A giugno 2008 il Parlamento ha rinviato per riesame al Consiglio federale il disegno di abrogazione della LAFE, la cosiddetta lex Koller. L'obiettivo del Consiglio federale resta comunque l'abrogazione della LAFE. Tuttavia sottoporrà al Parlamento un nuovo disegno soltanto quando il legislativo avrà approvato il disegno riguardante le misure accompagnatorie di pianificazione del territorio in caso di abrogazione della LAFE, su cui il Consiglio degli Stati potrà probabilmente pronunciarsi, quale seconda Camera, nella sessione primaverile del 2010.
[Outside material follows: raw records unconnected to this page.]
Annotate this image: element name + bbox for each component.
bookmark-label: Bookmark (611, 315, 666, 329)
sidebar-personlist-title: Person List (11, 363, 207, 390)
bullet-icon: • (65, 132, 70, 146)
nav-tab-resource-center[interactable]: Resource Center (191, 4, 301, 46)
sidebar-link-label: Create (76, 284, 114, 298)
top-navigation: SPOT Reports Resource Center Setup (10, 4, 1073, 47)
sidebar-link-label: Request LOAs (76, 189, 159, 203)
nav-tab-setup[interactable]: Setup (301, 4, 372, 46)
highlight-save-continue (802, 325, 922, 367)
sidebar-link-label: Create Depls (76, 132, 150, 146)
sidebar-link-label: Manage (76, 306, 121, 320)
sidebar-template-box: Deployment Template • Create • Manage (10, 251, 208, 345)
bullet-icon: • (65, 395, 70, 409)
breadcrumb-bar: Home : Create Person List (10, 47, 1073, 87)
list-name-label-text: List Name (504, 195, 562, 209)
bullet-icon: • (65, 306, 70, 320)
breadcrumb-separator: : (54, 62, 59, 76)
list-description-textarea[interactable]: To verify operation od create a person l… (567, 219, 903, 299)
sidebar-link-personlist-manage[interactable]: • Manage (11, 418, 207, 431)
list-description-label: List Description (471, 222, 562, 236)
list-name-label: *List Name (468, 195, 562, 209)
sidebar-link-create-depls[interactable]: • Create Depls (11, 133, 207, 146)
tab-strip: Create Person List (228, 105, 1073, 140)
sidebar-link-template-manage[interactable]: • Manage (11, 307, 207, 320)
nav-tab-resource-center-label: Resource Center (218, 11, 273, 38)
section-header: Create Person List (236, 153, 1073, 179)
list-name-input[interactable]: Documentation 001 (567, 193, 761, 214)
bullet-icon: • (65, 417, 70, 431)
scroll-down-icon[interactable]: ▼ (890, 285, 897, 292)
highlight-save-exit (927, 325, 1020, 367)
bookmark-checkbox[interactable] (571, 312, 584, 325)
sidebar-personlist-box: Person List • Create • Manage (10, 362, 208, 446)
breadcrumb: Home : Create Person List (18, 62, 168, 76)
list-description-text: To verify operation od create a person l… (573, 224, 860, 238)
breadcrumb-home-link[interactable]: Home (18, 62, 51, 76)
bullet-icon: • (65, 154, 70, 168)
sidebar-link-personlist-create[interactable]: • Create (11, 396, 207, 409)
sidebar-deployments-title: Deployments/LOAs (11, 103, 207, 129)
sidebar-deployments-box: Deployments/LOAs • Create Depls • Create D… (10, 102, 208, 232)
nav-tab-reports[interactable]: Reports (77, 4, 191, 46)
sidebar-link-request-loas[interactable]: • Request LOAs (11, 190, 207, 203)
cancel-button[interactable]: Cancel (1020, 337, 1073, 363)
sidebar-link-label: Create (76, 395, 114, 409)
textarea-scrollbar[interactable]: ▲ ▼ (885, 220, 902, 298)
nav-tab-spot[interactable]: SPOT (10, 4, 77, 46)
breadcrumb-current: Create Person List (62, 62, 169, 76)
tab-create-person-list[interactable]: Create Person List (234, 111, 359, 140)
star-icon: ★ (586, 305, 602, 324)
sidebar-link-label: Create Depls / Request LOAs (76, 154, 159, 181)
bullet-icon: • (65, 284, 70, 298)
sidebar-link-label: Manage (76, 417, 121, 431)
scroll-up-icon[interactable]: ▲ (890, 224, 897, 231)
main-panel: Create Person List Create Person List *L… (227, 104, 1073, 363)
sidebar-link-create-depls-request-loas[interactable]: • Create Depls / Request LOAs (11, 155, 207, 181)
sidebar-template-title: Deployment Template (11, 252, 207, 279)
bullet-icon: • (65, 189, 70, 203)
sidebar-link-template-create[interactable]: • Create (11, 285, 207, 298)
La modifica di legge proposta sarebbe un'opera incompiuta in quanto allenterebbe soltanto un'unica restrizione prevista dalla LAFE, rinviando probabilmente per l'ennesima volta la possibilità di trovare una soluzione globale e di concretizzare l'obiettivo vero e proprio del Consiglio federale, ossia l'abrogazione della LAFE.

A tali argomenti va attribuito un peso maggiore rispetto ai motivi per cui le tre nuove società previste dalla LICol dovrebbero beneficiare dello stesso trattamento riservato ai fondi d'investimento per quanto concerne la partecipazione di persone all'estero.

Il Consiglio federale propone di respingere la mozione.